Escola nova, problemas antigos
Visitar um museu é como viajar no tempo e no espaço. Revive-se, de certa forma, tempos antigos; conhecem-se civilizações, culturas e tendências artísticas que marcaram indelevelmente a Humanidade. É imprescindível entender o passado para nos conhecermos a nós próprios e perceber quais os caminhos que os Homens traçaram até aos nossos dias com reconhecidos erros e injustiças, mas também virtudes e glórias. A perfeição não é um estado; é uma jornada.
Se os museus proporcionam aos seus visitantes um passeio pelo passado, a escola possibilita aos seus alunos uma viagem para o futuro. Em cada início de ano lectivo, há um sentimento de euforia que paira no ar. Novos professores, novos colegas de turma, futuros amigos ainda desconhecidos, primeiras paixões e tristezas amorosas. E, não esquecendo o mais importante: a aquisição de conhecimento. A escola é, na sua essência, propulsora do progresso, da emancipação e da liberdade. Por isso, Setembro é o mês mais esperançoso do ano. Se acrescentarmos a isso uma escola moderna, construída de raiz, com aquele cheiro inconfundível a novo, contemplada pelas novidades tecnológicas e pedagógicas, então, sim, a satisfação é total. Toda a comunidade devia ser convidada a partilhar este dia memorável que é o da abertura de uma nova escola. Excursões deviam ser organizadas para que os reformados, vítimas do atraso do seu tempo, pudessem ver, com alguma nostalgia à mistura, como a escola evoluiu, ficando mais bonita e acolhedora. Melhor do que inaugurar uma nova rota aérea para o turismo ou uma nova estrada, a abertura duma escola não merece um rancho folclórico na sua inauguração, mas sim uma orquestra sinfónica.

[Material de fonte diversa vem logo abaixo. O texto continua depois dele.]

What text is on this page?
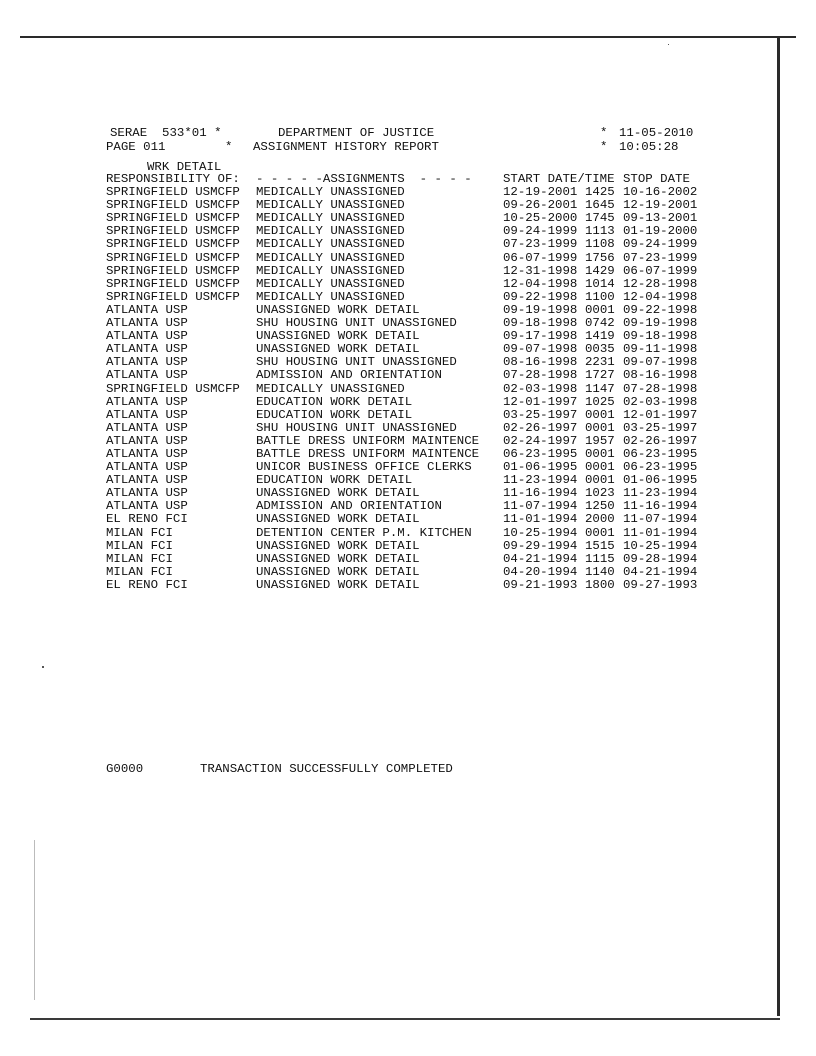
SERAE  533*01 *	DEPARTMENT OF JUSTICE	* 11-05-2010
PAGE 011        * ASSIGNMENT HISTORY REPORT	* 10:05:28
WRK DETAIL
RESPONSIBILITY OF:	- - - - -ASSIGNMENTS  - - - -	START DATE/TIME STOP DATE
SPRINGFIELD USMCFP	MEDICALLY UNASSIGNED	12-19-2001 1425 10-16-2002
SPRINGFIELD USMCFP	MEDICALLY UNASSIGNED	09-26-2001 1645 12-19-2001
SPRINGFIELD USMCFP	MEDICALLY UNASSIGNED	10-25-2000 1745 09-13-2001
SPRINGFIELD USMCFP	MEDICALLY UNASSIGNED	09-24-1999 1113 01-19-2000
SPRINGFIELD USMCFP	MEDICALLY UNASSIGNED	07-23-1999 1108 09-24-1999
SPRINGFIELD USMCFP	MEDICALLY UNASSIGNED	06-07-1999 1756 07-23-1999
SPRINGFIELD USMCFP	MEDICALLY UNASSIGNED	12-31-1998 1429 06-07-1999
SPRINGFIELD USMCFP	MEDICALLY UNASSIGNED	12-04-1998 1014 12-28-1998
SPRINGFIELD USMCFP	MEDICALLY UNASSIGNED	09-22-1998 1100 12-04-1998
ATLANTA USP	UNASSIGNED WORK DETAIL	09-19-1998 0001 09-22-1998
ATLANTA USP	SHU HOUSING UNIT UNASSIGNED	09-18-1998 0742 09-19-1998
ATLANTA USP	UNASSIGNED WORK DETAIL	09-17-1998 1419 09-18-1998
ATLANTA USP	UNASSIGNED WORK DETAIL	09-07-1998 0035 09-11-1998
ATLANTA USP	SHU HOUSING UNIT UNASSIGNED	08-16-1998 2231 09-07-1998
ATLANTA USP	ADMISSION AND ORIENTATION	07-28-1998 1727 08-16-1998
SPRINGFIELD USMCFP	MEDICALLY UNASSIGNED	02-03-1998 1147 07-28-1998
ATLANTA USP	EDUCATION WORK DETAIL	12-01-1997 1025 02-03-1998
ATLANTA USP	EDUCATION WORK DETAIL	03-25-1997 0001 12-01-1997
ATLANTA USP	SHU HOUSING UNIT UNASSIGNED	02-26-1997 0001 03-25-1997
ATLANTA USP	BATTLE DRESS UNIFORM MAINTENCE	02-24-1997 1957 02-26-1997
ATLANTA USP	BATTLE DRESS UNIFORM MAINTENCE	06-23-1995 0001 06-23-1995
ATLANTA USP	UNICOR BUSINESS OFFICE CLERKS	01-06-1995 0001 06-23-1995
ATLANTA USP	EDUCATION WORK DETAIL	11-23-1994 0001 01-06-1995
ATLANTA USP	UNASSIGNED WORK DETAIL	11-16-1994 1023 11-23-1994
ATLANTA USP	ADMISSION AND ORIENTATION	11-07-1994 1250 11-16-1994
EL RENO FCI	UNASSIGNED WORK DETAIL	11-01-1994 2000 11-07-1994
MILAN FCI	DETENTION CENTER P.M. KITCHEN	10-25-1994 0001 11-01-1994
MILAN FCI	UNASSIGNED WORK DETAIL	09-29-1994 1515 10-25-1994
MILAN FCI	UNASSIGNED WORK DETAIL	04-21-1994 1115 09-28-1994
MILAN FCI	UNASSIGNED WORK DETAIL	04-20-1994 1140 04-21-1994
EL RENO FCI	UNASSIGNED WORK DETAIL	09-21-1993 1800 09-27-1993
G0000	TRANSACTION SUCCESSFULLY COMPLETED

Contudo, nem tudo são rosas. A Escola Secundária Tomás de Borba, em São Carlos, era para abrir, abre, abriu, vai abrindo as suas portas. A abertura estava programada para Setembro de 2007, mas tornou-se impossível. Era para abrir em Janeiro de 2008, mas ainda não estava totalmente pronta. Entretanto, vai recebendo crianças e jovens, uma semana uns, na semana seguinte outros, misturando-os entre os trabalhadores das empresas construtoras que se apressam em cumprir um prazo do qual não se tem informação. Em Setembro deste ano, a escola não abrirá, pois já está aberta. Abriu no terceiro período. Melhor dizendo: abriu no final do segundo período. Para os alunos do terceiro ciclo e secundário, a escola abriu num sábado, dia para a entrega de notas. Não conheço pior forma de inaugurar uma nova escola. Para além dos problemas que uma nova escola pode induzir ao nível do seu funcionamento, do período de adaptação de que os seus intervenientes precisam e da respectiva necessidade em efectuar ajustamentos, os alunos e professores trazem consigo problemas que tinham na anterior escola.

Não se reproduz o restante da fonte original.